I think Galician cinema is very much alive and kicking. There have been many local producers who have given me advice and helped me out; we cooperate and collude to share our works, and clear up various questions and doubts, and it helps to have this kind of family there, supporting you.
Am I right in thinking the shoot was not easy?
We were delayed by almost three years in the development of the film, and for grant reasons, we had to envisage a long-term production process. That suited me down to the ground because I really champion long, tentative research processes, when you can forge a real bond both with the people you are shooting with and with the environment you are exploring. If you don’t have a lot of time for research, it ends up being very obvious in the movie. It was also helpful to know which people were going to constitute the key parts or which elements of their everyday life could form part of the story: it was about seeing advantages in the problems and limitations, since everything happens for a reason. As for the film crew, there were sometimes only two of us, and at other times, there were four of five of us: given that there were so few of us, that was useful when it came to achieving a certain intimacy and spontaneity, because we were virtually invisible to the people we were filming.
In your film, documentary and fiction coexist in much the same way as the living rub shoulders with the dead in Galicia…
Exactly; that’s a very good analogy! Yes, in fact, I understand this kind of double label or generic category not as two different places with no connection, but just the opposite: as two languages that, deep down, drink or feed from one and the same root. On one hand, the question of reality is highly complex: deep down, you have to construct one and draw closer to it by creating a story, defining a point of view through a camera position or a certain distance, thus creating another story. Neither documentary nor fiction are isolated spaces.
You portray people’s intimacy in their own homes, but you also depict these people within the vastness of the landscape.
It was important to capture and reflect the human figure in the film, with the immensity of that natural backdrop. What interests me is constructing time and space in my films. When it came to tackling this landscape – both the human and the geographical or natural one – I wondered how to create that cinematic time and space: that was a huge challenge. It also prompted me to ask myself how we perceive our surroundings and how to imply what is present and hidden at the same time in the movie, as happens in the family environment: the visible and the invisible exist side by side, depending on the moment. And, finally, it led me to question how we perceive the world around us, and where we focus our attention.
What relationship is there between the children who appear and the Galician title of the film (“Trinta Lumes”)?

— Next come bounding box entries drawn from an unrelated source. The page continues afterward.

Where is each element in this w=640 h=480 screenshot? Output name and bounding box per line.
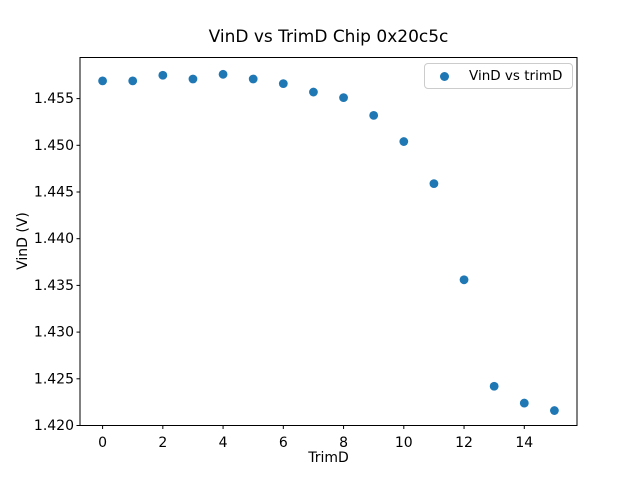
y-tick-label: 1.420 — [34, 418, 74, 434]
y-tick-label: 1.440 — [34, 231, 74, 247]
x-tick-label: 6 — [279, 435, 288, 451]
scatter-point — [399, 137, 409, 146]
x-tick-label: 14 — [515, 435, 533, 451]
x-tick-label: 2 — [158, 435, 167, 451]
scatter-point — [248, 74, 258, 84]
scatter-point — [519, 398, 529, 408]
scatter-point — [550, 406, 559, 415]
scatter-point — [459, 275, 469, 285]
legend: VinD vs trimD — [424, 63, 573, 89]
scatter-point — [339, 93, 348, 103]
legend-marker-icon — [440, 71, 449, 81]
y-tick-label: 1.455 — [34, 91, 74, 107]
scatter-point — [489, 381, 499, 391]
x-axis-label: TrimD — [308, 450, 349, 466]
x-tick-label: 0 — [98, 435, 107, 451]
x-tick-label: 4 — [219, 435, 228, 451]
y-tick-label: 1.435 — [34, 278, 74, 294]
y-tick-label: 1.425 — [34, 371, 74, 387]
axes-frame — [79, 57, 578, 426]
y-tick-label: 1.430 — [34, 325, 74, 341]
scatter-point — [158, 70, 168, 80]
x-tick-label: 8 — [339, 435, 348, 451]
legend-label: VinD vs trimD — [469, 68, 563, 84]
y-tick-label: 1.450 — [34, 138, 74, 154]
y-tick-label: 1.445 — [34, 184, 74, 200]
scatter-point — [309, 87, 318, 97]
scatter-point — [98, 76, 107, 86]
scatter-point — [218, 69, 228, 79]
x-tick-label: 10 — [395, 435, 413, 451]
chart-title: VinD vs TrimD Chip 0x20c5c — [208, 27, 449, 47]
scatter-point — [188, 74, 198, 84]
scatter-point — [278, 79, 288, 89]
scatter-point — [429, 179, 439, 188]
x-tick-label: 12 — [455, 435, 473, 451]
scatter-point — [369, 111, 379, 120]
scatter-point — [128, 76, 138, 86]
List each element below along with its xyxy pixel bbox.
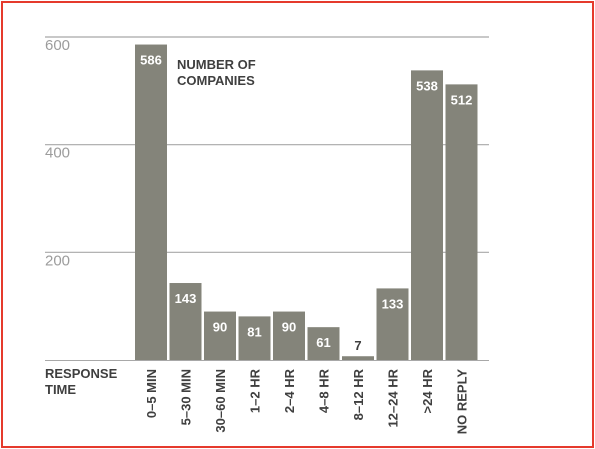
y-tick-label: 400 xyxy=(45,145,70,162)
series-label-line: COMPANIES xyxy=(177,73,255,88)
bar-value-label: 90 xyxy=(282,320,296,335)
bar-value-label: 143 xyxy=(175,291,197,306)
x-axis-ticks: 0–5 MIN 5–30 MIN 30–60 MIN 1–2 HR 2–4 HR 4–8 … xyxy=(144,368,470,434)
x-tick-label: 5–30 MIN xyxy=(179,369,194,425)
bar xyxy=(445,84,478,360)
bar-chart: 200 400 600 586 143 90 81 90 61 7 133 538 512 0–5 M… xyxy=(45,36,489,434)
x-axis-title-line: TIME xyxy=(45,382,76,397)
x-tick-label: 0–5 MIN xyxy=(144,369,159,418)
x-tick-label: NO REPLY xyxy=(455,369,470,435)
bar xyxy=(376,288,409,360)
x-tick-label: 2–4 HR xyxy=(282,368,297,413)
bar-value-label: 512 xyxy=(451,92,473,107)
y-tick-label: 600 xyxy=(45,37,70,54)
bar xyxy=(342,356,374,360)
x-tick-label: 4–8 HR xyxy=(317,368,332,413)
bar-value-label: 90 xyxy=(213,320,227,335)
bar xyxy=(273,311,305,360)
bar-value-label: 7 xyxy=(354,338,361,353)
x-tick-label: 8–12 HR xyxy=(351,368,366,420)
x-tick-label: 1–2 HR xyxy=(248,368,263,413)
bar xyxy=(411,70,443,361)
bar-value-label: 81 xyxy=(247,324,261,339)
bar-value-label: 133 xyxy=(382,296,404,311)
bar xyxy=(204,311,236,360)
y-tick-label: 200 xyxy=(45,252,70,269)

In Galicia, the term lumes is used to describe fire, but it can also be used for other things, such as to describe a family, a household or a fire that still lives on and smoulders inside an inhabited house, in contrast with abandoned houses, which cease to have a life. That concept seemed both symbolic and poetic to me, and brought to mind that aspect of resistance, where there are still unresolved questions, much like what happens to children as they discover the world. At the same time, where there are children, there is resistance: a life that goes on, traditions that are maintained and a new time that is bound to bring struggles with the past.